Dehydration in older people and how to avoid it?

Dehydration in elderly is very common because, during old age, there is a decrease in body water, the deterioration in the performance of the kidneys, and the loss of the sensation of thirst, aspects that alter healthy water levels.

What is dehydration?

Between 45-65% of our total weight is water. Muscles need water, organs need water, and even the brain, 70%, is made up of water.

At the moment which the body stops receiving the necessary water supply, this decompensation prevents the development of its functions normally. When the body loses more fluids than it takes in, there is also an alteration in electrolyte levels. These are dehydration symptoms.

Mineral salts present in cells and fluids play a fundamental role in the development of important physiological functions. Hence, dehydration and the consequent loss of electrolytes can lead to serious health problems.

Causes of dehydration

To guarantee that the water balance is always positive, that is, that we replace the water lost in daily activities, the body uses monitoring and warning mechanisms such as the sensation of thirst. This is how, practically mechanically, we balance the loss/intake of fluids. What happens when the scale becomes unbalanced? If the scale becomes imbalanced, it indicates dehydration signs.

Certain circumstances can lead to negative water levels that are more difficult to compensate and require an extra supply of water. Some of the most common causes of dehydration are:

Diarrhea: A picture of diarrhea implies a considerable loss of water in each stool.

- Vomiting: It is usually associated with eating/swallowing disorders and drug treatments.

- Sweating: in situations of heat, humidity, or intense physical activity, the body regulates its temperature with sweat production.

- Fever and burns: body temperature can also increase in the presence of fever or sunburn, accelerating the loss of fluids.

How does dehydration affect older people?

To understand how dehydration affects the aged, you should first know what are the signs of dehydration in the elderly. The signs of dehydration in elderly adults can be detected since the older you are, the greater the risk of dehydration. The changes that occur in the body over the years naturally imply a reduction in body water of around 6 liters. Along with this reduction in water deposits in the body, other circumstances (dehydrating signs) occur that explain why there is a greater risk of dehydration in older people:

- Decreased feeling of thirst (with a higher risk in diseases such as Alzheimer's)
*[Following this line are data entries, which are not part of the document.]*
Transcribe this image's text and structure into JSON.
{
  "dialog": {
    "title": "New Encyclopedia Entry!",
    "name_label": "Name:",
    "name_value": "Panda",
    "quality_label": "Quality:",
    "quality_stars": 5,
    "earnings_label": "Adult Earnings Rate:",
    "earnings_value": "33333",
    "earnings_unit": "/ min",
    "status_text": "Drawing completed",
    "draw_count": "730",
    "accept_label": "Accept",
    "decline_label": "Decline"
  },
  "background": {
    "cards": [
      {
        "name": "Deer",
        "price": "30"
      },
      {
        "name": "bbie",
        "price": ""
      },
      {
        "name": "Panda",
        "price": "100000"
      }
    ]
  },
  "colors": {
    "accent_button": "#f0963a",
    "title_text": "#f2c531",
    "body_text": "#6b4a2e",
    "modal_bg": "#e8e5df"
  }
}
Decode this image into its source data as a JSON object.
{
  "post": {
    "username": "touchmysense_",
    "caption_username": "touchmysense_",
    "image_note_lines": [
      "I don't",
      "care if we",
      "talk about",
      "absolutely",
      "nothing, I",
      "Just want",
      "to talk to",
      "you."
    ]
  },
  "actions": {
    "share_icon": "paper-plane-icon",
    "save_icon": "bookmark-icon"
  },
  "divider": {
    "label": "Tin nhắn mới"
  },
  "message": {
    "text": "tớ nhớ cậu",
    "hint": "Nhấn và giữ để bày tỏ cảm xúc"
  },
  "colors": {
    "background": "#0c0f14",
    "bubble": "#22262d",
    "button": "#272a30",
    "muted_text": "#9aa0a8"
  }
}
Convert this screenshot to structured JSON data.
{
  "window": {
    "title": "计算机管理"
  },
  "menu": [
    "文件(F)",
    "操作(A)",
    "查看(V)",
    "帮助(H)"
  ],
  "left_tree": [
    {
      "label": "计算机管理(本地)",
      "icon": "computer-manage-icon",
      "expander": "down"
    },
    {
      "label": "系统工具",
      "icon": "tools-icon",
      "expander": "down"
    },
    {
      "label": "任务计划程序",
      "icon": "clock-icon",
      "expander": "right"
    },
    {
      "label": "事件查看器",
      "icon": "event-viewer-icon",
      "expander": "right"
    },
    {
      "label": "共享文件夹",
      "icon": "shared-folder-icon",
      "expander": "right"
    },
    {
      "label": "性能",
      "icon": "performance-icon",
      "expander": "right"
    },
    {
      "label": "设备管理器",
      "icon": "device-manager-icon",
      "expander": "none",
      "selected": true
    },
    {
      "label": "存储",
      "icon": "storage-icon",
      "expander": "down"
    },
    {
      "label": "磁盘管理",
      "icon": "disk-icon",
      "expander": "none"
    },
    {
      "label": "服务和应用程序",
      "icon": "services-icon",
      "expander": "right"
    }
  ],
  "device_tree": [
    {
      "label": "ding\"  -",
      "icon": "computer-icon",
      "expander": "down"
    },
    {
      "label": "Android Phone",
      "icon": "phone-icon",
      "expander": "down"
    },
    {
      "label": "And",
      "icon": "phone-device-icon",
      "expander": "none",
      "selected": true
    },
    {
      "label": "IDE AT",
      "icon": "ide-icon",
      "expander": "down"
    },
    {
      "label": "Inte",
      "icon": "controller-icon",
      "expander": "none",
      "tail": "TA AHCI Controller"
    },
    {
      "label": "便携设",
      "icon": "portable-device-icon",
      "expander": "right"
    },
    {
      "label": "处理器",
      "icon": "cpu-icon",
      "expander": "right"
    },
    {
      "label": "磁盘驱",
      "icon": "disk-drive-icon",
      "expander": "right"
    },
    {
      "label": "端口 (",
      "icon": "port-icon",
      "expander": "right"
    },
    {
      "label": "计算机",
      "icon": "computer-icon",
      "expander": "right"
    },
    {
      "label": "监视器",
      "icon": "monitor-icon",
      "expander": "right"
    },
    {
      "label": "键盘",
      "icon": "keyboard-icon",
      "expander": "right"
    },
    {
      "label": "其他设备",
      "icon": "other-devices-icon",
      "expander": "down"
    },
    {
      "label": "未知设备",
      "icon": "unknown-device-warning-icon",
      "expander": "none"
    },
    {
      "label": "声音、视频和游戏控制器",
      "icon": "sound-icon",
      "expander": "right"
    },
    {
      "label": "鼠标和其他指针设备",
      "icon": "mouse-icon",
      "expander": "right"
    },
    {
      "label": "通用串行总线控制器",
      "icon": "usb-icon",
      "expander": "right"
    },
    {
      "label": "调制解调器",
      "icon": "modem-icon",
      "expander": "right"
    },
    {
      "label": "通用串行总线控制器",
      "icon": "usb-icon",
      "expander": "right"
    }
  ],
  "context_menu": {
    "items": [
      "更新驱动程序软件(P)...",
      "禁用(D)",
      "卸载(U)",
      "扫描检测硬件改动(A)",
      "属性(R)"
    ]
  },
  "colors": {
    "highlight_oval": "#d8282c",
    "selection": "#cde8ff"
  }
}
- Functional changes and cognitive problems (for example, swallowing disorders)

- Poor kidney function

- Infections in the lungs and bladder

- Undiagnosed or poorly controlled diabetes (causes an increased need to urinate)

- Pharmacological treatments with diuretic or laxative effects

- Alterations in the functioning of antidiuretic hormones such as vasopressin

What to do in case of dehydration in elderly people?

In the event that one or more symptoms of dehydration in adults are identified, it is important to contact a doctor as soon as possible. Recovery in older adults with dehydration is not as fast as in younger people and can have much more serious consequences. Once symptoms of dehydration in elderly are noticed, it's important to seek medical attention.

Only a specialist can assess the symptoms and diseases that cause dehydration and make specific measurements for an accurate diagnosis, such as the concentration of electrolytes in the blood or the patient's urine characteristics. Severe cases of dehydration may even require hospitalization, although, with proper treatment and timely diagnosis, they will most likely resolve within 2-4 days.

Tips to avoid dehydration in older people

The elderly caregiver will not only guarantee that the daily consumption of liquids is adequate but will also manage the situations that favor the uncontrolled loss of water, and that can lead to dehydration. Knowing how to cure dehydration symptoms is essential for caregivers.

The task of our home caregivers in promoting proper hydration in older people consists of applying these basic guidelines:

- Choice of suitable liquids according to each person.

- Adaptation of the daily diet to obtain liquids through food.

- Monitoring of water intake.

- Monitoring of water intake under specific conditions.

- Planning of walks and outdoor activities to avoid that they coincide with the hottest hours.

- Control of sun exposure and adequate skin protection.

The presence of a caregiver at home, their knowledge on the subject, and their experience to make the right decisions at the right time will help your family member to maintain a balanced water balance and an optimal state of health.

If you have or think you have dehydration, quickly consult a doctor and follow their instructions. This publication is not intended to substitute for a physician's diagnosis, prescription of medications, or treatments for dehydration.